Был ещё один важный момент. «Дураки» Горуни собирались порвать с погрязшим в ревизионизме хрущёвско-брежневским СССР, вернуться на магистральный путь Ленина-Сталина под водительством Мао. Живков незамедлительно брал под козырёк перед Кремлём. Настолько, что предлагал Болгарию 16-й республикой. Над этим в Москве подумывали. Но отказались. И немудрено: Живков претендовал всего лишь на пост председателя союзного Госплана, но в политбюро ЦК КПСС понимали – этого только пусти, раскидает всех как кукушонок из гнезда.

Зонтик и футбол

Расправа с путчистами 1965-го вбила последний гвоздь. Перестала существовать последняя оппозиция Живкову – партийная фронда. Диссидентство свелось к десятку человек. Причём трое из них принадлежали к творческой элите фактически придворного уровня.

Можно сказать, весь мир знает имя Георгия Маркова, убитого в 1978-м зонтиком КГБ НРБ при техническом содействии КГБ СССР. Менее известно, что до эмиграции Марков был личным приятелем Живкова (тот вообще любил общаться с богемой). Сложности между ними начались после того, как в 1969-м генсеку не понравилась одна из марковских пьес. Возмущённый Марков не просто уехал из страны, но и поступил на Би-Би-Си с диссидентской программой. Вёл эту программу шесть лет, высказал Живкову по радио всё, что о нём думает. Короче, слово за слово дошло до укола зонтиком.

Владимир Костов был парижском корреспондентом печатного органа ЦК БКП. Параллельно служил в КГБ. В 1977-м вдруг попросил политубежища и получил его. Обосновался на Радио «Свободная Европа», мощно разоблачал живковский режим. Попытались убить и его, но тут «болгарский зонтик» дал сбой. Костову сейчас 82.

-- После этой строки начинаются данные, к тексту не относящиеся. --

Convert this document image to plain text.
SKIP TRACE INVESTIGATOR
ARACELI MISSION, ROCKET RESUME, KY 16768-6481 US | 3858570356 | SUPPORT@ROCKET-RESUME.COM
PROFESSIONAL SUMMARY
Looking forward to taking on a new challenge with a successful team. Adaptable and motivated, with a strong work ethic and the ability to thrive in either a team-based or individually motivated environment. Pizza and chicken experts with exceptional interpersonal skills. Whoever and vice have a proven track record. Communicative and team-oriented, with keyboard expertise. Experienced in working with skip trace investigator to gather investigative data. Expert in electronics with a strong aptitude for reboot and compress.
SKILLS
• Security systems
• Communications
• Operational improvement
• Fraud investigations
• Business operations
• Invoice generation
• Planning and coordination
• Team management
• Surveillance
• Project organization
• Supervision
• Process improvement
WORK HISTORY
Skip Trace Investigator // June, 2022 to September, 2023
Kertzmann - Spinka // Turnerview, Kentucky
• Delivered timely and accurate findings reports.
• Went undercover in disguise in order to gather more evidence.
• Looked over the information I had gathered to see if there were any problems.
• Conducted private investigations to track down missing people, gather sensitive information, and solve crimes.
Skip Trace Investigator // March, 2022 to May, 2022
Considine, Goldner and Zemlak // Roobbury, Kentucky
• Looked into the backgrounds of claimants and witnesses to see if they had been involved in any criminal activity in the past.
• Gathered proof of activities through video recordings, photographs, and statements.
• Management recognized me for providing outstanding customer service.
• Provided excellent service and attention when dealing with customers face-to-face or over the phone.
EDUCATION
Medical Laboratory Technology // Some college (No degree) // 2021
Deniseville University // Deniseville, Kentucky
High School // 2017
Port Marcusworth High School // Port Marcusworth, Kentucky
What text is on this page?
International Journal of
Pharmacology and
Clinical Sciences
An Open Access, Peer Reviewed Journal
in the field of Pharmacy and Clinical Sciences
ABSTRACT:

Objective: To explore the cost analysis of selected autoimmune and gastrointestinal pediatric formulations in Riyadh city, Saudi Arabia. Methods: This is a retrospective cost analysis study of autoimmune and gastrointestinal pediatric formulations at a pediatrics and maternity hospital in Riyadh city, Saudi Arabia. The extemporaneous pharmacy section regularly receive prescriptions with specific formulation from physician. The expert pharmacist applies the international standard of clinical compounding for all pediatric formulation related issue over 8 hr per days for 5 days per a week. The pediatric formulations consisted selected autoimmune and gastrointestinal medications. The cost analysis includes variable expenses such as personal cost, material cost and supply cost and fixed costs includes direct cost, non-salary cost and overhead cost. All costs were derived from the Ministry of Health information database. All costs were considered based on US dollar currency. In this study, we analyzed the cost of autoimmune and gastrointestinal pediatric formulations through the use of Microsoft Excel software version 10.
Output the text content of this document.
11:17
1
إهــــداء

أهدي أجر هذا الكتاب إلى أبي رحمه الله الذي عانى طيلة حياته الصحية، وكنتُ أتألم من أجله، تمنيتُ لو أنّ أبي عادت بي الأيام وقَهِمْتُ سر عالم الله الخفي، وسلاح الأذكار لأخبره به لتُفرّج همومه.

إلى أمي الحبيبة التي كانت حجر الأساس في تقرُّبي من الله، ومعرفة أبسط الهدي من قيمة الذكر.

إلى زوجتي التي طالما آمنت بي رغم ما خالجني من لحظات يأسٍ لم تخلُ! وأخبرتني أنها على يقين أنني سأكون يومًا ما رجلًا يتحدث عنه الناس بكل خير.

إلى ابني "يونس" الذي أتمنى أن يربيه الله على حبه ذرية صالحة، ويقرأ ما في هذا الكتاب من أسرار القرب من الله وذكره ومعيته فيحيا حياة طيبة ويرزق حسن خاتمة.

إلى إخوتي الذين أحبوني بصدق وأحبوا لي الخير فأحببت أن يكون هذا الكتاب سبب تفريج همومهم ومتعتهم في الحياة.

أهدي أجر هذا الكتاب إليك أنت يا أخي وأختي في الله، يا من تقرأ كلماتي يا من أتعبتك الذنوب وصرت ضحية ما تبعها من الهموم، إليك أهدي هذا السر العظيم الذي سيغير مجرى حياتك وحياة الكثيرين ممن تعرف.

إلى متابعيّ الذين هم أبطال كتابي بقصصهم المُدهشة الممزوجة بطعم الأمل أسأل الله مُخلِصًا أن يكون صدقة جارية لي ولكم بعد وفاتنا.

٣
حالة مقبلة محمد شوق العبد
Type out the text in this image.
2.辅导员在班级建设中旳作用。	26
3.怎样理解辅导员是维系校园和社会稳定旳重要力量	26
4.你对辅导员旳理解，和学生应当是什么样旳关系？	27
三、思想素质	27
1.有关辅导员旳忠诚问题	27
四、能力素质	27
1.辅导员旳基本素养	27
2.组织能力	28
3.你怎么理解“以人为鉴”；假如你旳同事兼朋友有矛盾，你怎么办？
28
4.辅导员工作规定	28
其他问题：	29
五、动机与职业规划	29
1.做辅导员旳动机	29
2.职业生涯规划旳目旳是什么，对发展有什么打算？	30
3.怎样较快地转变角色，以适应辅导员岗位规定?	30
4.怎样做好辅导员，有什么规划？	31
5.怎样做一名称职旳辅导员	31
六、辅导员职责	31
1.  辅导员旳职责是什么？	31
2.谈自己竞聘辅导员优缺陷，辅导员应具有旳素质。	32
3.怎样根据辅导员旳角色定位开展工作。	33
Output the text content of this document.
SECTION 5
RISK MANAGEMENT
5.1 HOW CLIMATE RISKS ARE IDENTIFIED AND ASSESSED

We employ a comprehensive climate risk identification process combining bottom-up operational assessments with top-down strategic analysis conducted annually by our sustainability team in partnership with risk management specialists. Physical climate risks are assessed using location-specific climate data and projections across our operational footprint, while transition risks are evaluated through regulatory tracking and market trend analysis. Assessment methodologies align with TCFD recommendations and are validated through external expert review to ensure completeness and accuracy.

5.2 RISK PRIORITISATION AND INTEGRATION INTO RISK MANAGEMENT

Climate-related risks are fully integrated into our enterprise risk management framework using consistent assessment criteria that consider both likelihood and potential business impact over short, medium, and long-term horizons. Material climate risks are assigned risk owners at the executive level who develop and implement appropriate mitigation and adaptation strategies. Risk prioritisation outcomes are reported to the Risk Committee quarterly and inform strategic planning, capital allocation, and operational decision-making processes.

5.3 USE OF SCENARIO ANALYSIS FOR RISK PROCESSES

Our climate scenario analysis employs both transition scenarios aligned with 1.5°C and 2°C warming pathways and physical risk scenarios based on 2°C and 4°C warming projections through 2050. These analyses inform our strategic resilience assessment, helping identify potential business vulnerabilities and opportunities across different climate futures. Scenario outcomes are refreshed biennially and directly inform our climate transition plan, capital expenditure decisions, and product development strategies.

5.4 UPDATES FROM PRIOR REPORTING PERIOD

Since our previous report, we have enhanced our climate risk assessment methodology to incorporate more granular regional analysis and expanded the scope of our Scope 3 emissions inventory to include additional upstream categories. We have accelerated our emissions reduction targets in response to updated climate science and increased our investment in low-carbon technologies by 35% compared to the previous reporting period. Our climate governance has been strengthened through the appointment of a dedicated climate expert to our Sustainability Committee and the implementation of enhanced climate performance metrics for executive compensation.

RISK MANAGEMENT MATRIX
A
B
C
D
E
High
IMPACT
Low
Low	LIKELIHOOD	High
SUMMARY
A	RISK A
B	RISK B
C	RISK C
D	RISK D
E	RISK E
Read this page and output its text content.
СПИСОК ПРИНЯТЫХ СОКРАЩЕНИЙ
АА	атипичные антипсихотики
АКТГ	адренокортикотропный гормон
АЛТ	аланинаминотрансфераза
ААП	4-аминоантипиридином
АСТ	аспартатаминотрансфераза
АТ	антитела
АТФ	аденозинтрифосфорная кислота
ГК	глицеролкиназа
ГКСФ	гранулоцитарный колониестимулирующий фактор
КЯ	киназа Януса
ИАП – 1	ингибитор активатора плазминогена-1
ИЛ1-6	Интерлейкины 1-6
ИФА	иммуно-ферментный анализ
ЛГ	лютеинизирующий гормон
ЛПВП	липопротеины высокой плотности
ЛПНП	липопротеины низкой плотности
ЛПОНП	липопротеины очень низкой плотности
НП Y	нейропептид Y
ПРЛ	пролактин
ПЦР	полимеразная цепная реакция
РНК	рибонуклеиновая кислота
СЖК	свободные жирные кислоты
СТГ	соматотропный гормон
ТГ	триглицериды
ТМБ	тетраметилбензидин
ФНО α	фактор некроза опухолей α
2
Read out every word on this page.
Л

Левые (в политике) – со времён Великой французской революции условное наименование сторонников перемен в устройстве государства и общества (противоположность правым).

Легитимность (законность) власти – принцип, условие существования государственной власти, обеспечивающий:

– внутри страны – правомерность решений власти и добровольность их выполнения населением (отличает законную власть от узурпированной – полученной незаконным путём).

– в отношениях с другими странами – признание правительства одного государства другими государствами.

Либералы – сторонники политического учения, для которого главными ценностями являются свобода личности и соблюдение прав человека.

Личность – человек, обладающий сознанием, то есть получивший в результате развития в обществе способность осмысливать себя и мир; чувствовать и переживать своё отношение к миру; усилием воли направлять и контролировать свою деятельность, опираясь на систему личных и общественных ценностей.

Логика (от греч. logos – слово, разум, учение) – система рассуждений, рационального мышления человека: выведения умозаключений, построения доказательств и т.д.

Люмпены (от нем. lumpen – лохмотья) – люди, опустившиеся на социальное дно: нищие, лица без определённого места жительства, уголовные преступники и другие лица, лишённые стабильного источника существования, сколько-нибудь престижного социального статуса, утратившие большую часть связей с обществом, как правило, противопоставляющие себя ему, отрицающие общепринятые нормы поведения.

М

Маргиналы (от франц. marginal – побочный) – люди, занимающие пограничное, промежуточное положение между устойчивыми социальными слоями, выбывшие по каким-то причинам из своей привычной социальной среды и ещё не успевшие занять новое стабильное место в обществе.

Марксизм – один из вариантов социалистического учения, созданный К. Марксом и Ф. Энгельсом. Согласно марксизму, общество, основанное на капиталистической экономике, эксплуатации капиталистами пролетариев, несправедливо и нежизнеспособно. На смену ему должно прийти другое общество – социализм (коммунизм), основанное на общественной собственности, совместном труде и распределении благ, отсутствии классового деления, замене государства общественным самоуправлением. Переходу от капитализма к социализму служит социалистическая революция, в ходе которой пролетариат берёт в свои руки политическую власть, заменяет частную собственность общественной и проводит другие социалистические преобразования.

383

Желю Желева порой считают «болгарским Вацлавом Гавелом». Но, в отличие от лидера Бархатной революции, первый посткоммунистический президент Болгарии не только не сидел в тюрьме, но практически не преследовался. Да и за что, собственно? Его знаменитая книга «Фашизм» содержит лишь элементарное перечисление классических тоталитарных черт, ни словом не упоминая коммунистические режимы. Конечно, и этого достаточно, книгу из магазинов изъяли (после того, как тираж почти разошёлся). После этого Желева… понизили в научной должности, оставив софийским философом, доктором наук. Это в стране, где господствовал КГБ.

Шестеро других совсем иные. Это были настоящие диссиденты. Эдуард Генов протестовал против вторжения в Чехословакию, арестовывался за «контрреволюцию», создавал правозащитную группу. Отсидел 9 лет, после чего был выслан – а не сам эмигрировал – за океан. Непримиримый антикоммунист Стефан Вылков прошёл Белене, а всего отсидел в застенках Мирчо Спасова 21 год. Васил Узунов был политзаключённым 28 лет, полгода его держали на цепи, бросали в изоляторы, регулярно избивали. Хайг-Арам Пилигян пробыл в заключении всего 5 лет, но в чудовищных условиях. Димитра Пенчева арестовывали несколько раз и приговаривали к смерти за создание нелегальных профсоюзных ячеек. Наконец, Илия Минев поставил трагический рекорд среди политзаключённых мировой истории. Истовый национал-патриот, ветеран Болгарских национальных легионов, провёл в тюрьмах и лагерях 33 года. (Дольше эталонного Манделы). И вот что показательно: начинал суровый Илия фашистом, закончил демократом-правозащитником.

Но героизм ярких одиночек не оборачивался организованным массовым сопротивлением. Всё оставалось под контролем. Больше проблем доставляла режиму болгарская антикоммунистическая эмиграция. Александр Цанков обосновался в Буэнос-Айресе, отошёл от дел и скончался через пятнадцать лет после бегства с родины. Но во главе Болгарского национального фронта стоял Иван Дочев. БНФ был одной из самых активных структур Антибольшевистского блока народов и Всемирной антикоммунистической лиги. В Нью-Йорке Дочев ухитрился уйти даже от предназначенной ему пули спасовских резидентов.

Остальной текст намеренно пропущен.